“My grandfather told me what happened on the day of the fire,” she hears herself say. “What really happened.” She watches Andrei’s face tighten up as he leans back. “He was in the garden and saw it all. Your father was the one who set the fire. He didn’t die from the fall.” She pauses, as she paused before opening the box where Kolya’s letter had been hidden. “You killed him.”
Andrei balls his fists under his chin and stares down at the stained tablecloth. Does he see what she sees in her mind, the charred carcass of his house, his mother’s grave? Does Sasha want him to admit his guilt? Does she want him to repent, to say anything at all? For what feels like several endless minutes, he stares at the tablecloth, and she stares at his face. When he finally looks up, his gaze has lightened. He remains silent a few minutes longer, but she can see that his face has softened, eyes lit with relief.
“I did what I’d wanted to do ever since my father returned from the camps. Ever since I remember.” He speaks hastily, words rolling down his tongue, as if all these years he has been waiting for this moment to tell her his story. “As he stood there swaying and bragging about how she finally got what she deserved, all I could think of were those times when I tried to protect her from him. So just as the burning house crashed behind us, as I saw blood soaking his shirt, I knew exactly what I was going to do. For the first time, I knew I could be free of him.” Andrei rubs his forehead, shielding his eyes with his palm. “I felt no guilt at that moment, no shame. But I must have felt shame because I drank for weeks. Every night when we returned from work, Vadim—my future father-in-law—set a bottle of vodka on the kitchen table. We drank from tea glasses, just the two of us.”
Sasha remembers this from their talk in Ivanovo, when Andrei told her his father’s camp stories. The two of them, he and his boss, hozyaeva, the masters of everything.
“I don’t remember how long I stayed with Vadim and his family. I don’t know how many times we left for work and came back together, how many bottles he set down on the table, how many times Natasha and her mother ladled soup into my bowl.
“What I do remember is that on one of those nights, I confessed to him what really happened. I told him I’d killed my father.” Andrei props his forehead with his hand and looks down. “And he told me that I was a hero. That I did what I had to do, what he would have done, what any man would have done. That was when he gave me a promotion. He said the Party needed strong, determined men like me.”

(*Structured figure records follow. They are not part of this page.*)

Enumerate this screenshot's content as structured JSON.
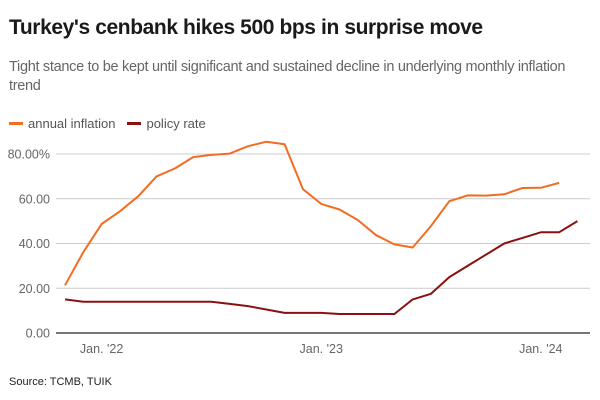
{
  "chart_data": {
    "type": "line",
    "title": "Turkey's cenbank hikes 500 bps in surprise move",
    "subtitle": "Tight stance to be kept until significant and sustained decline in underlying monthly inflation trend",
    "source": "Source: TCMB, TUIK",
    "x_start": "2021-11",
    "x_ticks": [
      {
        "month": "2022-01",
        "label": "Jan. '22"
      },
      {
        "month": "2023-01",
        "label": "Jan. '23"
      },
      {
        "month": "2024-01",
        "label": "Jan. '24"
      }
    ],
    "y_ticks": [
      {
        "value": 0,
        "label": "0.00"
      },
      {
        "value": 20,
        "label": "20.00"
      },
      {
        "value": 40,
        "label": "40.00"
      },
      {
        "value": 60,
        "label": "60.00"
      },
      {
        "value": 80,
        "label": "80.00%"
      }
    ],
    "ylim": [
      0,
      85
    ],
    "grid": true,
    "legend_placement": "top-left",
    "series": [
      {
        "name": "annual inflation",
        "color": "#f26c21",
        "values": [
          21.3,
          36.1,
          48.7,
          54.4,
          61.1,
          70.0,
          73.5,
          78.6,
          79.6,
          80.2,
          83.5,
          85.5,
          84.4,
          64.3,
          57.7,
          55.2,
          50.5,
          43.7,
          39.6,
          38.2,
          47.8,
          58.9,
          61.5,
          61.4,
          62.0,
          64.8,
          64.9,
          67.1
        ]
      },
      {
        "name": "policy rate",
        "color": "#8b1010",
        "values": [
          15,
          14,
          14,
          14,
          14,
          14,
          14,
          14,
          14,
          13,
          12,
          10.5,
          9,
          9,
          9,
          8.5,
          8.5,
          8.5,
          8.5,
          15,
          17.5,
          25,
          30,
          35,
          40,
          42.5,
          45,
          45,
          50
        ]
      }
    ]
  }
}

Andrei stops, presses his palms over his eyes, as if he wants to black out what he saw.
“With the promotion, they gave me an apartment, but I still went to dinner at Vadim’s at least once a week, an invitation extended by his wife, without fail. And every time, without fail, I felt Natasha’s liquid gaze on me, the heat emanating from her body when she stood close in the hallway to say goodbye. Why am I telling you all this? It doesn’t change anything. It can’t. Then one day she came to her father in tears and begged him to do anything to get me to marry her.” He pauses. “That was when Vadim gave me a choice”—the word echoes in Sasha’s head, in sync with her pulse—“a choice between a life of hard labor for murder and a life of privilege with his daughter.”

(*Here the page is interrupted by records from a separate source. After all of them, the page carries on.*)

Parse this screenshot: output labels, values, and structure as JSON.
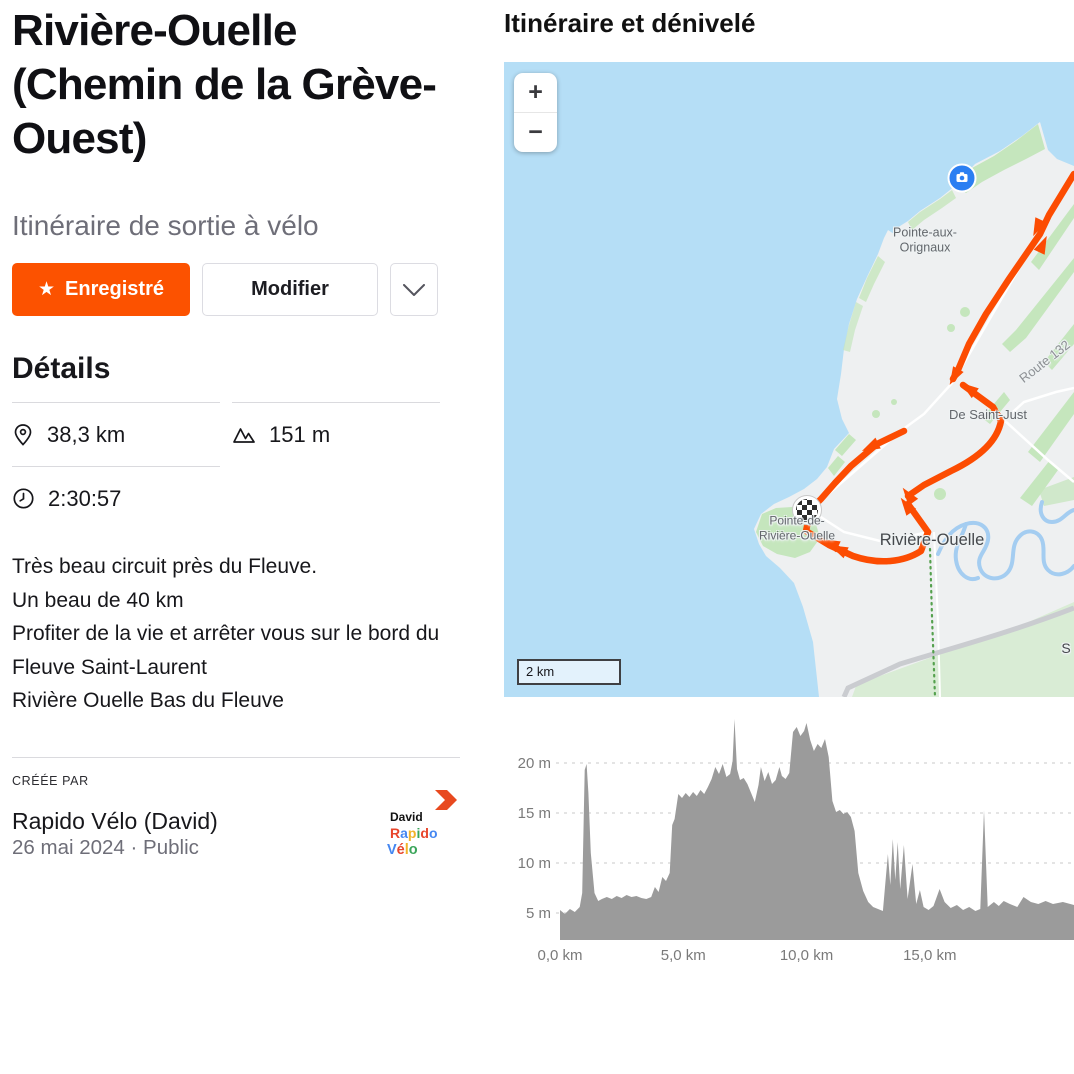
{
  "left": {
    "title": "Rivière-Ouelle (Chemin de la Grève-Ouest)",
    "subtitle": "Itinéraire de sortie à vélo",
    "buttons": {
      "saved": "Enregistré",
      "star": "★",
      "edit": "Modifier"
    },
    "details": {
      "heading": "Détails",
      "distance": "38,3 km",
      "elevation_gain": "151 m",
      "time": "2:30:57"
    },
    "description": [
      "Très beau circuit près du Fleuve.",
      "Un beau de 40 km",
      "Profiter de la vie et arrêter vous sur le bord du Fleuve Saint-Laurent",
      "Rivière Ouelle Bas du Fleuve"
    ],
    "created_by": {
      "label": "CRÉÉE PAR",
      "name": "Rapido Vélo (David)",
      "meta": "26 mai 2024 · Public",
      "avatar": {
        "line1": "David",
        "line2": [
          [
            "R",
            "#e8462c"
          ],
          [
            "a",
            "#4587f1"
          ],
          [
            "p",
            "#f2b32a"
          ],
          [
            "i",
            "#3ba55a"
          ],
          [
            "d",
            "#e8462c"
          ],
          [
            "o",
            "#4587f1"
          ]
        ],
        "line3": [
          [
            "V",
            "#4587f1"
          ],
          [
            "é",
            "#e8462c"
          ],
          [
            "l",
            "#f2b32a"
          ],
          [
            "o",
            "#3ba55a"
          ]
        ]
      }
    }
  },
  "right": {
    "heading": "Itinéraire et dénivelé",
    "map": {
      "zoom_in": "+",
      "zoom_out": "−",
      "scale": "2 km",
      "labels": {
        "pointe_aux_orignaux": "Pointe-aux-\nOrignaux",
        "de_saint_just": "De Saint-Just",
        "route_132": "Route 132",
        "riviere_ouelle": "Rivière-Ouelle",
        "pointe_de_riviere_ouelle": "Pointe-de-\nRivière-Ouelle",
        "partial_label": "S"
      }
    }
  },
  "chart_data": {
    "type": "area",
    "title": "",
    "xlabel": "",
    "ylabel": "",
    "x_unit": "km",
    "y_unit": "m",
    "xlim": [
      0,
      20.85
    ],
    "ylim": [
      2.3,
      27
    ],
    "x_ticks": [
      0,
      5,
      10,
      15
    ],
    "x_tick_labels": [
      "0,0 km",
      "5,0 km",
      "10,0 km",
      "15,0 km"
    ],
    "y_ticks": [
      5,
      10,
      15,
      20
    ],
    "y_tick_labels": [
      "5 m",
      "10 m",
      "15 m",
      "20 m"
    ],
    "grid": "dashed-horizontal",
    "fill_color": "#9b9b9b",
    "points": [
      [
        0,
        5.3
      ],
      [
        0.2,
        4.9
      ],
      [
        0.4,
        5.4
      ],
      [
        0.6,
        5.1
      ],
      [
        0.8,
        5.6
      ],
      [
        0.9,
        7.0
      ],
      [
        1.0,
        19.3
      ],
      [
        1.08,
        19.9
      ],
      [
        1.15,
        17.0
      ],
      [
        1.25,
        11.0
      ],
      [
        1.4,
        7.0
      ],
      [
        1.55,
        6.2
      ],
      [
        1.7,
        6.4
      ],
      [
        1.9,
        6.6
      ],
      [
        2.1,
        6.4
      ],
      [
        2.3,
        6.7
      ],
      [
        2.5,
        6.5
      ],
      [
        2.7,
        6.8
      ],
      [
        2.9,
        6.6
      ],
      [
        3.1,
        6.7
      ],
      [
        3.3,
        6.5
      ],
      [
        3.5,
        6.4
      ],
      [
        3.7,
        6.6
      ],
      [
        3.85,
        7.6
      ],
      [
        4.0,
        7.1
      ],
      [
        4.15,
        8.6
      ],
      [
        4.3,
        8.2
      ],
      [
        4.45,
        9.0
      ],
      [
        4.55,
        13.8
      ],
      [
        4.65,
        14.4
      ],
      [
        4.8,
        16.9
      ],
      [
        4.95,
        16.5
      ],
      [
        5.1,
        17.0
      ],
      [
        5.25,
        16.6
      ],
      [
        5.4,
        17.1
      ],
      [
        5.55,
        16.7
      ],
      [
        5.7,
        17.3
      ],
      [
        5.85,
        16.9
      ],
      [
        6.0,
        17.6
      ],
      [
        6.15,
        18.4
      ],
      [
        6.3,
        19.6
      ],
      [
        6.45,
        18.9
      ],
      [
        6.6,
        19.9
      ],
      [
        6.75,
        18.6
      ],
      [
        6.9,
        18.9
      ],
      [
        7.0,
        20.2
      ],
      [
        7.08,
        24.4
      ],
      [
        7.18,
        19.4
      ],
      [
        7.3,
        18.3
      ],
      [
        7.45,
        18.5
      ],
      [
        7.6,
        17.9
      ],
      [
        7.75,
        17.0
      ],
      [
        7.9,
        16.1
      ],
      [
        8.05,
        17.8
      ],
      [
        8.15,
        19.6
      ],
      [
        8.3,
        18.2
      ],
      [
        8.45,
        19.1
      ],
      [
        8.6,
        17.9
      ],
      [
        8.75,
        18.3
      ],
      [
        8.9,
        19.6
      ],
      [
        9.0,
        18.7
      ],
      [
        9.15,
        18.4
      ],
      [
        9.3,
        19.0
      ],
      [
        9.45,
        23.1
      ],
      [
        9.6,
        23.6
      ],
      [
        9.75,
        22.7
      ],
      [
        9.9,
        23.2
      ],
      [
        10.0,
        24.0
      ],
      [
        10.15,
        22.3
      ],
      [
        10.3,
        21.2
      ],
      [
        10.45,
        21.9
      ],
      [
        10.6,
        21.5
      ],
      [
        10.75,
        22.4
      ],
      [
        10.9,
        20.6
      ],
      [
        11.05,
        16.2
      ],
      [
        11.2,
        15.1
      ],
      [
        11.35,
        15.3
      ],
      [
        11.5,
        14.9
      ],
      [
        11.65,
        15.1
      ],
      [
        11.8,
        14.6
      ],
      [
        11.95,
        13.2
      ],
      [
        12.1,
        9.0
      ],
      [
        12.3,
        7.2
      ],
      [
        12.5,
        6.1
      ],
      [
        12.7,
        5.6
      ],
      [
        12.9,
        5.4
      ],
      [
        13.1,
        5.2
      ],
      [
        13.3,
        10.9
      ],
      [
        13.4,
        7.8
      ],
      [
        13.5,
        12.4
      ],
      [
        13.6,
        8.3
      ],
      [
        13.7,
        12.1
      ],
      [
        13.8,
        7.4
      ],
      [
        13.95,
        11.8
      ],
      [
        14.1,
        6.4
      ],
      [
        14.3,
        9.9
      ],
      [
        14.45,
        5.9
      ],
      [
        14.6,
        7.3
      ],
      [
        14.75,
        5.6
      ],
      [
        14.95,
        5.3
      ],
      [
        15.15,
        5.7
      ],
      [
        15.4,
        7.4
      ],
      [
        15.6,
        6.1
      ],
      [
        15.85,
        5.5
      ],
      [
        16.1,
        5.8
      ],
      [
        16.35,
        5.3
      ],
      [
        16.6,
        5.6
      ],
      [
        16.85,
        5.2
      ],
      [
        17.05,
        5.4
      ],
      [
        17.2,
        15.3
      ],
      [
        17.35,
        5.6
      ],
      [
        17.6,
        6.1
      ],
      [
        17.8,
        5.7
      ],
      [
        18.0,
        6.2
      ],
      [
        18.25,
        5.9
      ],
      [
        18.55,
        5.6
      ],
      [
        18.8,
        6.6
      ],
      [
        19.1,
        6.1
      ],
      [
        19.4,
        5.9
      ],
      [
        19.7,
        6.2
      ],
      [
        20.0,
        5.9
      ],
      [
        20.4,
        6.1
      ],
      [
        20.85,
        5.8
      ]
    ]
  },
  "colors": {
    "accent_orange": "#fc5200",
    "water": "#b5def6",
    "land": "#eef0f1",
    "vegetation": "#c5e6bd",
    "vegetation_pale": "#d9ecd5",
    "chart_fill": "#9b9b9b",
    "marker_blue": "#2b7ff2"
  }
}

For a minute, they are both silent. “But he knew that what you did was to avenge your mother’s death,” Sasha says quietly.

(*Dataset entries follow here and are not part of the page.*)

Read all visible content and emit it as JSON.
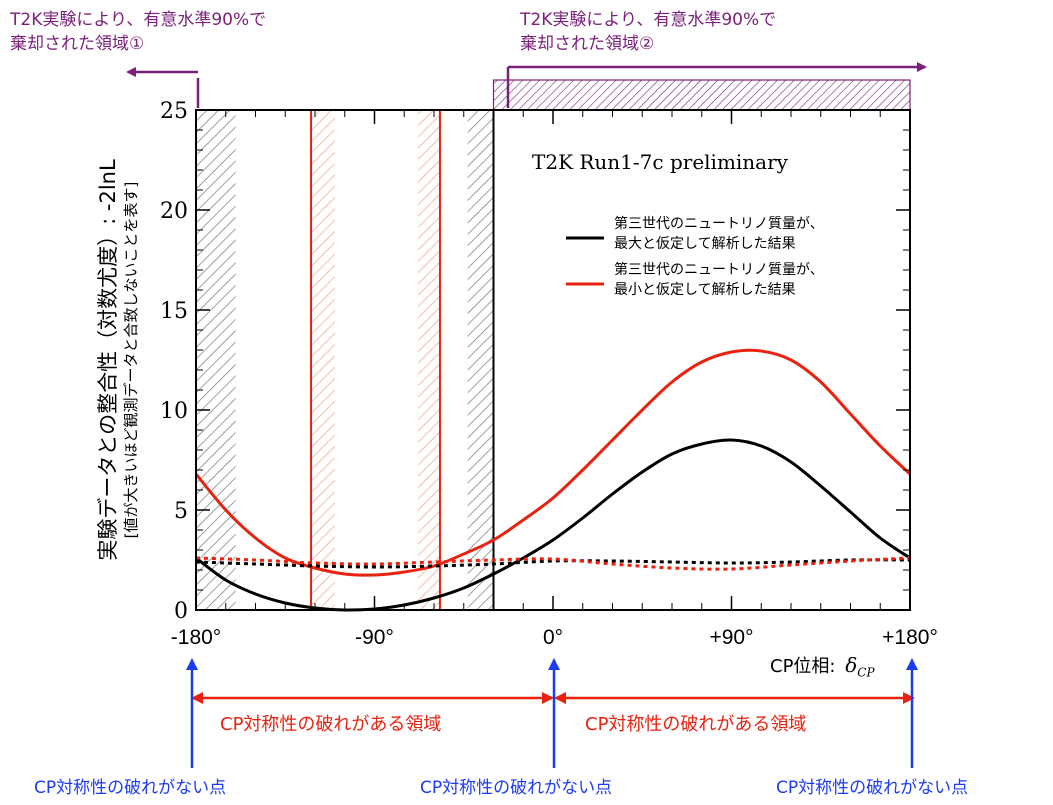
{
  "top_annotations": {
    "region1": {
      "line1": "T2K実験により、有意水準90%で",
      "line2": "棄却された領域①"
    },
    "region2": {
      "line1": "T2K実験により、有意水準90%で",
      "line2": "棄却された領域②"
    }
  },
  "bottom_annotations": {
    "violation_left": "CP対称性の破れがある領域",
    "violation_right": "CP対称性の破れがある領域",
    "no_violation": [
      "CP対称性の破れがない点",
      "CP対称性の破れがない点",
      "CP対称性の破れがない点"
    ]
  },
  "colors": {
    "purple": "#7a1f7a",
    "black_curve": "#000000",
    "red_curve": "#e8220f",
    "red_annotation": "#e8220f",
    "blue_annotation": "#1d3cf0"
  },
  "chart_data": {
    "type": "line",
    "title": "T2K Run1-7c preliminary",
    "xlabel": "CP位相:",
    "xlabel_symbol": "δ",
    "xlabel_subscript": "CP",
    "ylabel": "実験データとの整合性（対数尤度）: -2lnL",
    "ylabel_sub": "[値が大きいほど観測データと合致しないことを表す]",
    "xlim": [
      -180,
      180
    ],
    "ylim": [
      0,
      25
    ],
    "x_ticks": [
      -180,
      -90,
      0,
      90,
      180
    ],
    "x_tick_labels": [
      "-180°",
      "-90°",
      "0°",
      "+90°",
      "+180°"
    ],
    "y_ticks": [
      0,
      5,
      10,
      15,
      20,
      25
    ],
    "y_tick_labels": [
      "0",
      "5",
      "10",
      "15",
      "20",
      "25"
    ],
    "legend": [
      {
        "line1": "第三世代のニュートリノ質量が、",
        "line2": "最大と仮定して解析した結果",
        "color": "#000000"
      },
      {
        "line1": "第三世代のニュートリノ質量が、",
        "line2": "最小と仮定して解析した結果",
        "color": "#e8220f"
      }
    ],
    "series": [
      {
        "color": "#000000",
        "style": "solid",
        "x": [
          -180,
          -165,
          -150,
          -135,
          -120,
          -105,
          -90,
          -75,
          -60,
          -45,
          -30,
          -15,
          0,
          15,
          30,
          45,
          60,
          75,
          90,
          105,
          120,
          135,
          150,
          165,
          180
        ],
        "y": [
          2.6,
          1.5,
          0.8,
          0.35,
          0.1,
          0.0,
          0.05,
          0.25,
          0.6,
          1.1,
          1.8,
          2.6,
          3.5,
          4.6,
          5.8,
          6.9,
          7.8,
          8.3,
          8.5,
          8.2,
          7.4,
          6.2,
          4.9,
          3.6,
          2.6
        ]
      },
      {
        "color": "#e8220f",
        "style": "solid",
        "x": [
          -180,
          -165,
          -150,
          -135,
          -120,
          -105,
          -90,
          -75,
          -60,
          -45,
          -30,
          -15,
          0,
          15,
          30,
          45,
          60,
          75,
          90,
          105,
          120,
          135,
          150,
          165,
          180
        ],
        "y": [
          6.8,
          5.0,
          3.6,
          2.6,
          2.1,
          1.8,
          1.75,
          1.9,
          2.2,
          2.8,
          3.5,
          4.5,
          5.6,
          7.0,
          8.5,
          10.0,
          11.4,
          12.4,
          12.9,
          12.95,
          12.5,
          11.4,
          9.8,
          8.2,
          6.8
        ]
      },
      {
        "color": "#000000",
        "style": "dotted",
        "x": [
          -180,
          -150,
          -120,
          -90,
          -60,
          -30,
          0,
          30,
          60,
          90,
          120,
          150,
          180
        ],
        "y": [
          2.4,
          2.3,
          2.2,
          2.15,
          2.2,
          2.3,
          2.45,
          2.45,
          2.4,
          2.35,
          2.4,
          2.5,
          2.5
        ]
      },
      {
        "color": "#e8220f",
        "style": "dotted",
        "x": [
          -180,
          -150,
          -120,
          -90,
          -60,
          -30,
          0,
          30,
          60,
          90,
          120,
          150,
          180
        ],
        "y": [
          2.6,
          2.5,
          2.35,
          2.3,
          2.4,
          2.5,
          2.55,
          2.3,
          2.1,
          2.05,
          2.25,
          2.45,
          2.6
        ]
      }
    ],
    "excluded_regions": [
      {
        "x": [
          -180,
          -160
        ],
        "color": "#000000"
      },
      {
        "x": [
          -43,
          -30
        ],
        "color": "#000000"
      },
      {
        "x": [
          -30,
          180
        ],
        "color": "#7a1f7a"
      },
      {
        "x": [
          -122,
          -110
        ],
        "color": "#e8220f"
      },
      {
        "x": [
          -68,
          -57
        ],
        "color": "#e8220f"
      }
    ],
    "boundary_lines": [
      {
        "x": -30,
        "color": "#000000"
      },
      {
        "x": -122,
        "color": "#e8220f"
      },
      {
        "x": -57,
        "color": "#e8220f"
      }
    ]
  }
}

Andrei smirks. “At that point, who would have cared about this tiny detail? Not Vadim. Not the courts. Not anyone.” He exhales loudly, as if he wants to rid his body of every detail of the story he has just told her. “This was the beginning of the end—not my first downfall and not my last.”
In her mind, Sasha replays the day when she saw him crouched by the smoldering pile of wreckage that used to be his house. She didn’t know then that everything had been already set in motion, that their lives had been already placed on tracks running in opposite directions.
Andrei stares down at the stains from the food and wine, his hand wiping away the invisible detritus from the tablecloth, as if he hoped to make it white and crisp again.
“When my father got back from the camps, he told me stories of what it was like, stories I refused to believe back then. Back in Ivanovo, I told you some of those stories. He said that among his fellow inmates were former Party members who had interrogated prisoners and carried out horrific verdicts. Now, in a kind of cosmic mockery, they found themselves incarcerated for the same crimes for which they had tortured and executed others. Later I thought of it as universal retribution. But what struck me most about his stories was that the victims’ denouncers were not some foreign agents. The denouncers were their own neighbors and friends. Sometimes even their cousins, their own brothers and sisters.”